Trade Minister for Ukraine Nataliya Mykolska is in Stockholm to attract Swedish companies to Ukraine. The selling points are low wages, speedy reforms and an EU agreement.
She says areas of priority are food, light industry, timber, furniture and IT. She also sees potential in tourism. She says the government has also worked hard to counter corruption, saying that more has been done in the past three years than in the preceding 25 years.
Swedish Prime Minister Stefan Löfven will land in Kiev later today for talks with Ukraine’s President Petro Poroshenko and Prime Minister Arseniy Yatseenyuk.

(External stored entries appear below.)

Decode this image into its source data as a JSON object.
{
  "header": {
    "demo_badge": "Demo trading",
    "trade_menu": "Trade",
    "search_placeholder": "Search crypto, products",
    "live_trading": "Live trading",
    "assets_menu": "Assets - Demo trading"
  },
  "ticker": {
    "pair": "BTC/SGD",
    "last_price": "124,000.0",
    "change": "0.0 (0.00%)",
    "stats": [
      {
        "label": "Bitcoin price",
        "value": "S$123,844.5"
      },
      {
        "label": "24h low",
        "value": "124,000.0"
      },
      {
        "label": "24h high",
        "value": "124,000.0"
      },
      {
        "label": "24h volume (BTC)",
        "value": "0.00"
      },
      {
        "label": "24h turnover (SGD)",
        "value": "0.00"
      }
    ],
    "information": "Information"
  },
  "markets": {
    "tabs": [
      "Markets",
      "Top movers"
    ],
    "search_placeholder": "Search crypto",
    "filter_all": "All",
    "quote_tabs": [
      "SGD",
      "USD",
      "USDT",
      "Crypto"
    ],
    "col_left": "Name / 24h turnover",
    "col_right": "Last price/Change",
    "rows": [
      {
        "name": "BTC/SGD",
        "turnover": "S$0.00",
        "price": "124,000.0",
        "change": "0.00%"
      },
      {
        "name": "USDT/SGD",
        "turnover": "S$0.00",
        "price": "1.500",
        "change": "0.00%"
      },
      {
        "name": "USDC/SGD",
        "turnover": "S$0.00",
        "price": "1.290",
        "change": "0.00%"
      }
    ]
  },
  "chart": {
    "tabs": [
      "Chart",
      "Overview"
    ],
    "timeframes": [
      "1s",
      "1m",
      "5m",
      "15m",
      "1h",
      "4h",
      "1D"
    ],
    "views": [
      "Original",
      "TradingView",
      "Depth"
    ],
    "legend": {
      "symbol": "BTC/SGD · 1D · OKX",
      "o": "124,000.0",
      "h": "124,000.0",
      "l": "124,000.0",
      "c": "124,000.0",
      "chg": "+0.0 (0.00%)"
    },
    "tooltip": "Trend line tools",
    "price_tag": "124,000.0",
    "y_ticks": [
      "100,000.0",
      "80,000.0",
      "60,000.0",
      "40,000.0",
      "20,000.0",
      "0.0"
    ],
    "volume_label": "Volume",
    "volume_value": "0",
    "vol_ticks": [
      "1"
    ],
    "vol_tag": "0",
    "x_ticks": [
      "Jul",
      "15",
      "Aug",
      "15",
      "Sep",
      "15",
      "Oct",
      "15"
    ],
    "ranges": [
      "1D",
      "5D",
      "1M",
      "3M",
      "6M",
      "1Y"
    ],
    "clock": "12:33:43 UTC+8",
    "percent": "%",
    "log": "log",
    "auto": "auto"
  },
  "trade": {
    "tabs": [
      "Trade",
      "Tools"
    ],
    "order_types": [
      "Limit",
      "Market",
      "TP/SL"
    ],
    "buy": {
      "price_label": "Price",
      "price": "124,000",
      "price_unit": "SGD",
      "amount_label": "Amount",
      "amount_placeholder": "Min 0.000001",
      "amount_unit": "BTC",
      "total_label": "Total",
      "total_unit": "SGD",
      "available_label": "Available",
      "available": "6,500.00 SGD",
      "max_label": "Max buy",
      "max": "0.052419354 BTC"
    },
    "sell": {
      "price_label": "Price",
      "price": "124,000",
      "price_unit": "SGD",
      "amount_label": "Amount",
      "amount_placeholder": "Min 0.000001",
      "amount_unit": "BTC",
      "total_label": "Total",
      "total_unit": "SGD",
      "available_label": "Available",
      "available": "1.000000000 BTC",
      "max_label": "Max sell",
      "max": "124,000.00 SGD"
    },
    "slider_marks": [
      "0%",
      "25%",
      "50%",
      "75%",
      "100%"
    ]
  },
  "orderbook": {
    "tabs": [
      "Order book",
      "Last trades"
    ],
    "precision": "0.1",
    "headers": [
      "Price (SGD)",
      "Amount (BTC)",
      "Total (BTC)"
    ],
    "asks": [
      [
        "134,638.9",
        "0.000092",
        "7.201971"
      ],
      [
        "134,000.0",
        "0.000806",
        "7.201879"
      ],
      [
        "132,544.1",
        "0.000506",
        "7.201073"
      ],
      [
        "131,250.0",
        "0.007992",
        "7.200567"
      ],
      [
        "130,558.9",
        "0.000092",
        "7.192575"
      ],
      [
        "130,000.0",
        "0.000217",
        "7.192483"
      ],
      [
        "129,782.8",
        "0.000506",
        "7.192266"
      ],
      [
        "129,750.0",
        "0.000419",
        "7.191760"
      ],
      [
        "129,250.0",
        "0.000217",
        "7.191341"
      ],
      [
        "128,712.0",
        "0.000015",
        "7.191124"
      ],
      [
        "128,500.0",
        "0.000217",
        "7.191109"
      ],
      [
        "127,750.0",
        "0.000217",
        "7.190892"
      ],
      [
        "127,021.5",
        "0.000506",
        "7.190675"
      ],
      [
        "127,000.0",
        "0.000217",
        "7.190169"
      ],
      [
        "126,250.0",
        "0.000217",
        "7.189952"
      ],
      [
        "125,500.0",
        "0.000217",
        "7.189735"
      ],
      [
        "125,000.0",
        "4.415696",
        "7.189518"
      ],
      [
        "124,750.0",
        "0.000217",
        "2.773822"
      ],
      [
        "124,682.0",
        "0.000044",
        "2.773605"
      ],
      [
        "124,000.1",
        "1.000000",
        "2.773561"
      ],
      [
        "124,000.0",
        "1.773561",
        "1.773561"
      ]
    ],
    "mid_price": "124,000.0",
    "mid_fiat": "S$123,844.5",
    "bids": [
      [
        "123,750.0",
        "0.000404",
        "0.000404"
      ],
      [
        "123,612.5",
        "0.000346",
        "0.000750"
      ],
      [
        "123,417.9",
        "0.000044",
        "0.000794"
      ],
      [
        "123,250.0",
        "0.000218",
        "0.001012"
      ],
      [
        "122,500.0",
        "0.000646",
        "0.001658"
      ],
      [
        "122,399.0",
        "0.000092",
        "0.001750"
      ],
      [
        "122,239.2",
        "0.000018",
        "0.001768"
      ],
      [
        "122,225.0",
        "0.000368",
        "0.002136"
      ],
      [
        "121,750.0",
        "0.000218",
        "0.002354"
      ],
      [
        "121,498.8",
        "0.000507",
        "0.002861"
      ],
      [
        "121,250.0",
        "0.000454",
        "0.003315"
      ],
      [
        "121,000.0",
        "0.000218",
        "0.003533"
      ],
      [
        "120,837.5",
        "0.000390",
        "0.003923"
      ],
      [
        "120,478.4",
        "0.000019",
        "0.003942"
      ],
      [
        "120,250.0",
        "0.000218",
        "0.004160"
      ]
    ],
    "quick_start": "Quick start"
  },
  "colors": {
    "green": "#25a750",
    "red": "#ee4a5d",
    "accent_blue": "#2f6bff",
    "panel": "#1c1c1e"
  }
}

He will also meet the leader of the Crimean Tatar community in order to highlight the fact that Sweden does not accept Russia’s annexation of Crimea.
During his day-long visit, Mr Löfven will sign a bilateral agreement to boost reform but much of the Swedish PM’s day will be spent discussing the situation in Eastern Ukraine and what EU member states can do to put pressure on Russia to establish a permanent ceasefire.
Mr Löfven will present the findings of his meeting in Kiev when EU heads of state and government meet next week to discuss Russia and Ukraine. Despite pressure from some members to ease or drop sanctions, the EU is currently united in its stance to maintain sanctions against Russia. Sweden’s stance is that the sanctions should remain in place as long as there are no tangible signs that the situation in Eastern Ukraine is improving. Sweden also believes that member states should be prepared to ratchet up pressure on Russia, with further sanctions.